It is now clear that the proper name for the
war going on in Mesopotamia is the "Republican War." Never before
has a political party so decisively asserted ownership of a foreign war.
The Republicans refuse to share it with the Democrats, who, despite their many
resolutions, have yet to call for a complete withdrawal of American forces. Democrats
have not come close to proposing to cut off the war funding, which is the only
way the war can be ended.
Yet Republicans act like jealous suitors and seem to want to keep the war as their
very own. They have killed every single proposal to alter the strategy or the
tactics. They even killed a bill that would have done nothing more than guarantee
that American soldiers would get a rest period at home equal to the time spent
in the war.
Killing that bill, which had nothing to do with withdrawal or timetables for withdrawal,
clearly proves that Republicans do not support the troops. They support the war.
There is a huge difference. Little Lindsey Graham, the Republican senator from
South Carolina, has become so possessive of the war that he seems on the edge
of hysteria.
He seems frightened to death of what will happen when Americans leave. In fact,
nothing much will happen except that Iraqis will concentrate on killing each other
rather than killing Americans and each other.

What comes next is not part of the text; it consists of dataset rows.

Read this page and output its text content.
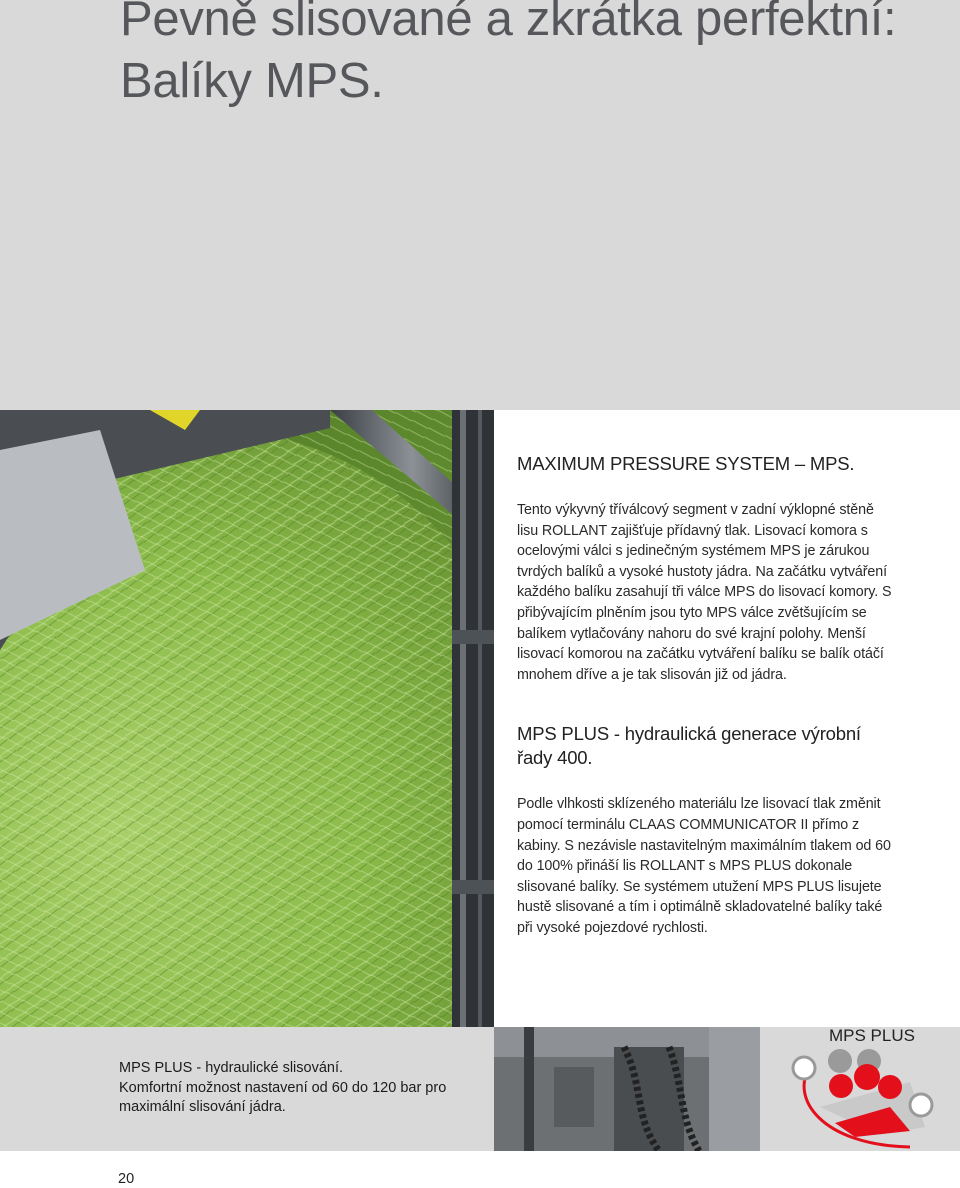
Pevně slisované a zkrátka perfektní:
Balíky MPS.
MAXIMUM PRESSURE SYSTEM – MPS.

Tento výkyvný tříválcový segment v zadní výklopné stěně lisu ROLLANT zajišťuje přídavný tlak. Lisovací komora s ocelovými válci s jedinečným systémem MPS je zárukou tvrdých balíků a vysoké hustoty jádra. Na začátku vytváření každého balíku zasahují tři válce MPS do lisovací komory. S přibývajícím plněním jsou tyto MPS válce zvětšujícím se balíkem vytlačovány nahoru do své krajní polohy. Menší lisovací komorou na začátku vytváření balíku se balík otáčí mnohem dříve a je tak slisován již od jádra.

MPS PLUS - hydraulická generace výrobní řady 400.

Podle vlhkosti sklízeného materiálu lze lisovací tlak změnit pomocí terminálu CLAAS COMMUNICATOR II přímo z kabiny. S nezávisle nastavitelným maximálním tlakem od 60 do 100% přináší lis ROLLANT s MPS PLUS dokonale slisované balíky. Se systémem utužení MPS PLUS lisujete hustě slisované a tím i optimálně skladovatelné balíky také při vysoké pojezdové rychlosti.

MPS PLUS - hydraulické slisování.
Komfortní možnost nastavení od 60 do 120 bar pro
maximální slisování jádra.

MPS PLUS
20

Most normal people would consider
that a positive development for us.
The Republicans and their shrinking number of warmonger supporters have long since
forgotten that the Republican War is an illegal war, a war of aggression launched
against a country that had not attacked us or ever threatened to attack us. They
have conveniently forgotten how the Republican War was sold to the American people
with outright lies. They ignore the fact that the war was bungled from Day One
and that ordinary Americans have paid a terrible price for those blunders.
If ever there were a valid reason to shed the label "Republican," the
nutty administration and its war-loving allies in the House and Senate have provided
it. They seem to have lost their collective minds. They know darn well what their
general du jour, David Petraeus, is going to say in September: "Gosh, fellows,
things are looking up, but give us another five years. Or maybe 10."
That would be insanity to the third power. The Iraqis are killing us on the cheap
with secondhand AK-47s, rifle grenades and homemade bombs created out of old artillery
shells. We are using the most expensive weapons in the world, wielded by the most
expensive army in the world, to kill them by the small handful. I don't know what
the insurgency has cost, but the Republican War has cost us half a trillion dollars,
and all we have to show for it are 3,600 graves, several thousand wounded, a civil
war and a corrupt, ineffective civilian government. The Iraqi supply line stretches
around the corner; ours stretches 7,000 miles. The Iraqis know what their mission
is; our soldiers don't have the foggiest notion of why they are still there.
Even to put the best face on it, we replaced a dictatorship and allowed the Iraqis
free elections and time to adopt a constitution. At that point, the president
should have said: "We've done our part. Now you're on your own. Goodbye."
But no, he didn't do that, because his intention is for the Republican War to
never end and for our troops to become a permanent part of the Iraqi landscape.
George W. Bush is by no means the first Westerner to make a fool of himself by
overestimating his powers and underestimating the determination of the people
of the Middle East to rid themselves of foreign conquerors.